The Metropolitan Orchestra | String Serenade
August 28, 2022, Marrickville Town Hall
Under the baton of the remarkably talented conductor, Sarah-Grace Williams, The Metropolitan Orchestra excelled itself in last Sunday afternoon’s concert at Marrickville Town Hall. Methinks the event provided those visiting the inner west with their very own ‘Swoon’ experience. And did those aldermen who built that wonderful edifice all those years ago have orchestral music in mind when the wooden sprung floor was installed? I think not. More like dances, balls and civic occasions where blokes sporting top hats and ladies adjusting their décolletage were thick on the ground.
Surely, an appreciation of ‘place’ also applies to music and its context? Even the most basic grasp of history can help us to understand influences on the likes of Bartók and Dvořák, as well as our own Mark Grandison. Yes, indeed, this concert dug deep into aspects of Australia’s social history (alcohol!), as much as it did central and east European peasant, folk culture in the late nineteenth century.
On offer this gloriously sunny Sydney afternoon was certain to attract a good crowd, and judging by three curtain calls it sent sparks and shivers in all directions. I should know, because from where I sat in the commanding heights of the gallery, furiously peddling away on my laptop, there was not one fidgeting individual in the house, including the kids along for the musical ride. Williams started as she meant to go on, boldly and always in control. Never once did she let those players champing at the bit ‘get away’. Such confidence and poise, touching the air with those expressive hands, dancing aloft with that magic wand-of-a-baton. Lyrical and fluid of movement she was, reminding me of a ballet dancer en pointe, with the orchestra as corps de ballet!
Music as spectacle, and music that touches the soul.
The tasty dish served as entrée for this joyous feast was Béla Bartók’s Romanian Folk Dances. The opening movement always brings a lump to my throat. Strange, but it makes me feel both happy and sad, so beautiful and hauntingly melancholic are its strains and imaginative leap into a way of life that is all but now extinct. Is that what being a so-called ‘romantic’ means? How those musicians enjoyed themselves, especially the young lady viola player on the back line with the deeply henna’d hair. There’s no better sight – for me at least – of performers bending and swaying in tune and time. I could bang on here for pages, but that’s not my brief. If you’re keen to see another delightful interpretation of these folk dances then check out the YouTube video of the Danubia Orchestra, uploaded in July 2010. Take note of the last movement in particular. Pure tziganes, and unashamedly pieds en l’air, if you get what I mean.
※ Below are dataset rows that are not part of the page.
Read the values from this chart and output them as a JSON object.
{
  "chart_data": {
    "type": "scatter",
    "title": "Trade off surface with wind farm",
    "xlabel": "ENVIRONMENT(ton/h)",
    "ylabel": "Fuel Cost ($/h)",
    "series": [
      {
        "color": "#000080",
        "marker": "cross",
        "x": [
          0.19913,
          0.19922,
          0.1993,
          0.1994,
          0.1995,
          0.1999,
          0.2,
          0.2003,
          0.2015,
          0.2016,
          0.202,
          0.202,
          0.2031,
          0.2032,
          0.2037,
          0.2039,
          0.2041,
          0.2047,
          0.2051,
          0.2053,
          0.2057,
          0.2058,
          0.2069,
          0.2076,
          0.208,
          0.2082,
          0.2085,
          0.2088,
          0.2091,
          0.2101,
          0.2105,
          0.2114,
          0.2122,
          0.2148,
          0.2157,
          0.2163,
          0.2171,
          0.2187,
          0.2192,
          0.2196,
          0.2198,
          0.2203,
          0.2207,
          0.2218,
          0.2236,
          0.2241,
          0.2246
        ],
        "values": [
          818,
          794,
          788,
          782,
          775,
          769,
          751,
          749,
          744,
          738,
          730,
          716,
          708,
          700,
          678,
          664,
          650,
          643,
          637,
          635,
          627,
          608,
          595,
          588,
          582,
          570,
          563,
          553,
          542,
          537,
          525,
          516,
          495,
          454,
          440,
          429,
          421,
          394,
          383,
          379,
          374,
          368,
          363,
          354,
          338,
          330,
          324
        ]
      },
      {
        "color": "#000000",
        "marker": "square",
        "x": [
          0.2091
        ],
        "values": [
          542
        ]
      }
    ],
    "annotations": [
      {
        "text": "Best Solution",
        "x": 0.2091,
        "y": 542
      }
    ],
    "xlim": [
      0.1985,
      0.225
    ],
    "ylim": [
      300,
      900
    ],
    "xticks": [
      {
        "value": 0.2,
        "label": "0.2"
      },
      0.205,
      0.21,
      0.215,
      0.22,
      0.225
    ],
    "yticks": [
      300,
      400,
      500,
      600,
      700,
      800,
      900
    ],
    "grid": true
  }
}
Next up, was Mark Grandison’s hugely impressive, Australian premiere of ‘Cellar Door for String Orchestra’, a cheeky, playful piece that took us through the families of wine, orchestrally speaking. I’m no sommelier, but I sure can taste the difference between a champagne and a Riesling. Originally written for a cello octet, each of these short explorations pieced together the many subtleties of wine and champagne – or should I say ‘sparkling wine’ as it is known in Oz? What struck me about Grandison’s piece was its deep attachment to melody, which makes for ease of listening, despite it being a complex work. For sure, professional critics would take me to task, but for this reviewer it was up there with Sculthorpe. I wonder if Grandison was encouraged somewhere down the track to translate Cellar Door into a string orchestral setting? The verdict: hugely listenable and a triumph.
I’m now an official fan of Mark Grandison’s work. More please.
Finally, dessert arrived after a most pleasing main course. Dvořák, like Bartók, was another composer deeply embedded in the preservation of peasant folk music, blending its sounds with the European symphonic tradition. This is so clearly evident in much of Dvořák’s body of work, especially that influenced by African-American and Native American music which he hoped would support the development of a distinctly American musical expression. Serenade for Strings in E Major Opus 22 took us through five movements, each of which explored the journey from Moderato through Tempo, Scherzo. Larghetto and Finale. Here were shape-shifting vignettes that to my mind were unmistakably Czech and immediately recognisable as Dvořák. There was something anthemic about the Scherzo, a lively, busy interlude which I felt might easily have been set to words and sung – aloud. And then the Finale: attack, attack! Such a mighty, forceful piece of music that put me in mind of some infernal contraption cartwheeling towards the finish line. There was strength in numbers that Sunday afternoon, listening to this mighty finale of Dvořák’s Serenade for Strings in E.
All of us – kids, mums, dads, old and young, the curious and anticipatorial – were with Sarah-Grace Williams and The Metropolitan Orchestra every step of the way. En pointe, I say.